The program might also work on Baystack 450s and other Nortel hardware in the
same product line if you adjust the sysObjectID in the configuration file.
- Using Autoupdate
- To use the tool simply update the following configuration file variables,
list the devices your upgrading in device list file, then run the
application (or script), results are displayed on the screen and
recorded in the log file.
- Configuration file variables:
- tftp_server_ip The TFTP server holding the new microcode.
- community The SNMP write community string for the switches being upgraded.
- log_filename The application's log file.
- device_filename The file listing devices to upgrade.
- update_pause The number of seconds to wait while the switch transfers the code and reboots.
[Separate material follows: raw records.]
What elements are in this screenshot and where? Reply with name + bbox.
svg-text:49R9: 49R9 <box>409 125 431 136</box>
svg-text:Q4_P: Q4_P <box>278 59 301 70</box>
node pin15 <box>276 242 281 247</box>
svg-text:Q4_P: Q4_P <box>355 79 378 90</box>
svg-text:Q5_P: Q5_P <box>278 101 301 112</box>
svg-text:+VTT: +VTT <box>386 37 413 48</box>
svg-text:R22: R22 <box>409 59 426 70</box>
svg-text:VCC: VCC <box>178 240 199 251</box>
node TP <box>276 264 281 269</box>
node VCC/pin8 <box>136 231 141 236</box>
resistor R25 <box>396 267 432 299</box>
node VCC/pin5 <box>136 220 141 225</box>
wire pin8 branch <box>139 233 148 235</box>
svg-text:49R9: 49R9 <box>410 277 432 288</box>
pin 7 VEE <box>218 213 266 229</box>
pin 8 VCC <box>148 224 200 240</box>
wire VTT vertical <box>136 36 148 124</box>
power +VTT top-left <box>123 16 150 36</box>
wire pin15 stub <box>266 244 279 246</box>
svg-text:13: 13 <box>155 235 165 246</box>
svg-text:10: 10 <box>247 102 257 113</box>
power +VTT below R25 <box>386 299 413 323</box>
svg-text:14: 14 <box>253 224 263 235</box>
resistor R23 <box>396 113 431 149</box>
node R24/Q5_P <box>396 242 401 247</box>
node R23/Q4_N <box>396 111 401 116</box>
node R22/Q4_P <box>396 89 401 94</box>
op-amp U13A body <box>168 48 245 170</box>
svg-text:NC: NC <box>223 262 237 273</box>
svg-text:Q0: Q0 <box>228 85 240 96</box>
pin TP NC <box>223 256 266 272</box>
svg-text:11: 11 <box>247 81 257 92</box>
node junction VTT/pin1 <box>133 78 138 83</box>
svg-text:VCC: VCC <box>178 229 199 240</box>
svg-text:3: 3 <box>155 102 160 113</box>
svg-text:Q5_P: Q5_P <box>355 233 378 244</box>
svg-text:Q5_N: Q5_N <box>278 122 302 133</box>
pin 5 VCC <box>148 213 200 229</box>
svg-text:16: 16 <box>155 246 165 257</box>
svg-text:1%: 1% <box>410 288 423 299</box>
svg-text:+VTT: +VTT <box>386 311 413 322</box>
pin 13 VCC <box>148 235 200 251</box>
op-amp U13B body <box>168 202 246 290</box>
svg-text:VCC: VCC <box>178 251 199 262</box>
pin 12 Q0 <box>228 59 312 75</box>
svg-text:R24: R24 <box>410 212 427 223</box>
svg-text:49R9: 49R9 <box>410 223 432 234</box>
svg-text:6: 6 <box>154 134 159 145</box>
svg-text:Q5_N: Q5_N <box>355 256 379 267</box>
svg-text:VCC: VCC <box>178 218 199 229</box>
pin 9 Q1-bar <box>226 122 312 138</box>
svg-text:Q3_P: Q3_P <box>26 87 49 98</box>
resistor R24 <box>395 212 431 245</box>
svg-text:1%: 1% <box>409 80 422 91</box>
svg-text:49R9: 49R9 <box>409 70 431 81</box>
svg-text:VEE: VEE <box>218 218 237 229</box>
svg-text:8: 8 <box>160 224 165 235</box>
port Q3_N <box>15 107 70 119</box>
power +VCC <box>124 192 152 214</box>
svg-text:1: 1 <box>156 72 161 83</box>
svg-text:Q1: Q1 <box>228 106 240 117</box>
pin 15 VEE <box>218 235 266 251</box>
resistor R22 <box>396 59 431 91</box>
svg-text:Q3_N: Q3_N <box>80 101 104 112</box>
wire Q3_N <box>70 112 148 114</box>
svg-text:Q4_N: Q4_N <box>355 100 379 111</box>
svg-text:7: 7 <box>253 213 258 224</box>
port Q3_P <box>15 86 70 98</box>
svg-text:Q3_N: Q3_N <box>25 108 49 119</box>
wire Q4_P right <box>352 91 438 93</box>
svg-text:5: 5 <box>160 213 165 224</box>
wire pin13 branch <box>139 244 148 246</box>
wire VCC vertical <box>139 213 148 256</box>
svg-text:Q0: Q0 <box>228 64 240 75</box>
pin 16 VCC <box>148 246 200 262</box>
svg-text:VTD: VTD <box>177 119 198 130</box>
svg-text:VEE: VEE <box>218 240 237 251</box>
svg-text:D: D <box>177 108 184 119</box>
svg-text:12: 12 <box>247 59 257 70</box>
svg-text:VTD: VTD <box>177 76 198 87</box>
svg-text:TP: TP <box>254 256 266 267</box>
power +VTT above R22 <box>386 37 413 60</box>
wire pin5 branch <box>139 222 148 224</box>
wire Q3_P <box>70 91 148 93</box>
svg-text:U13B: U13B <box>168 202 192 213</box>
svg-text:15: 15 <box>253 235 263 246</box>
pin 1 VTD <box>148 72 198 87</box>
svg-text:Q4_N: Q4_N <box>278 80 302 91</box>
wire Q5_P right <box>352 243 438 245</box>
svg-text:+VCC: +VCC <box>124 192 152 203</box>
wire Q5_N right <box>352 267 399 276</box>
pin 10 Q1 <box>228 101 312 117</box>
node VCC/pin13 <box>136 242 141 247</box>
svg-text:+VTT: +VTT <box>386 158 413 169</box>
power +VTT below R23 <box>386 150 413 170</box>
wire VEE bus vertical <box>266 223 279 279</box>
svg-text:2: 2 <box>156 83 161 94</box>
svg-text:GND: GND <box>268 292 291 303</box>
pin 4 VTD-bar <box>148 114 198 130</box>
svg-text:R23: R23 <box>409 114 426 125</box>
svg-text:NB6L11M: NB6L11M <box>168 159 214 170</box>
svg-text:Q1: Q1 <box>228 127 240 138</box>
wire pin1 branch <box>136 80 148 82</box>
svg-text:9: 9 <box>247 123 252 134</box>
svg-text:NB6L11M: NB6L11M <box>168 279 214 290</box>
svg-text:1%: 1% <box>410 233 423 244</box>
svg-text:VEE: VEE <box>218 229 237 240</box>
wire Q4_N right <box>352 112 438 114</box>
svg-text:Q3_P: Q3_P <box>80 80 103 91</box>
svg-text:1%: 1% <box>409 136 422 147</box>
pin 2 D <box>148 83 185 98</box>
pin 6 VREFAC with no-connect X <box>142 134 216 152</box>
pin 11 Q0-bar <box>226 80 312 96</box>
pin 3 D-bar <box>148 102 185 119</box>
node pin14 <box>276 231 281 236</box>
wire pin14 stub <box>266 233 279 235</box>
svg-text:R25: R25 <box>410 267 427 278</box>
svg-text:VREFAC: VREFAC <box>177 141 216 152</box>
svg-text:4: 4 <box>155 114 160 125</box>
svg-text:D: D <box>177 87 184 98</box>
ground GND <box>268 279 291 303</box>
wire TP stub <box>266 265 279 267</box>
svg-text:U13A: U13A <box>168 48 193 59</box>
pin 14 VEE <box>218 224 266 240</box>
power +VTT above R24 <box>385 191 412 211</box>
- system_objectid The devices being upgraded must have this sysObjectID (BayStack 350-24Ts are .220.127.116.11.18.104.22.168.30.2)
- old_boot_version The current boot code version.
- old_agent_version The current agent (runtime) code version.
- new_boot_version The new boot code version.
- new_agent_version The new agent (runtime) code version.
- new_boot_filename The boot code filename to fetch via TFTP.
- new_agent_filename The agent (runtime) code filename to fetch via TFTP.
- Important Notes:
- Using this system requires that you have your switch's SNMP write community
string set. This isn't necessarily a great idea since SNMP doesn't have much built-in security
so you'll have to weigh the pros and cons before setting a write community string.
- Whatever you do, don't leave the community strings at their default values.
- Always remember that TFTP isn't a terribly robust protocol so be sure the links
used to transfer the new images are up to the task, I always try to avoid WAN links.
- By default the script waits three minutes (180 seconds) between code updates to allow the
switch to transfer and upgrade the code and then reboot. You can set this to 120
seconds if you are in a hurry, but setting it to less than this could cause the
script to wake up and start the next series of actions before the switch has transferred
the new code, reprogrammed it's flash, and restarted.
- Downloading and Installing
- The software has been developed and used on WindowsXP, and I expect it
will run on Windows NT and 2000, as well as your favorite flavor of Unix.
- The program is written in Perl,
which is a large part of why it only took an afternoon to create. If you want
to use the Perl script you'll need to install a Perl interpreter, I use the one
from Active State. If you use the
script instead of the EXE you'll also need the
Net::SNMP Perl module.
- Enjoy, just remember where it came from. :-)
- You'll need a TFTP server to transfer the images, I use
which is available on 3Com's web site for free. It always gives an error
the first time switches try to download code, but the switch's automatic
second attempt always works, and the price is hard to beat.
- How the software works
- The software works by setting SNMP variables to configure the TFTP server IP address and
the microcode image filename, then by setting a specific variable that tells the switch to
begin the upgrade process. The software also checks the sysObjectID and starting and ending
version numbers to make sure everything looks like it should. The same process is repeated
for both the boot code and the agent (runtime) code, the switch magically knows if it
is upgrading boot or agent code based on something in the microcode image file. This same
set of SNMP OIDs can be used to upload and download the switch's configuration information,
although the resulting file appears to be some kind of binary mush so it's not as useful
as it could be.
- Details of the SNMP OIDs used.
- I use Net-SNMP for all of my SNMP work, and so should you.
- Legal Mumbo-Jumbo
- Feel free to download and use this software as you wish.
This software has been tested, but I am not responsible for
anything that occurs to your computer or network.
- Use at your own risk, yada, yada, yada.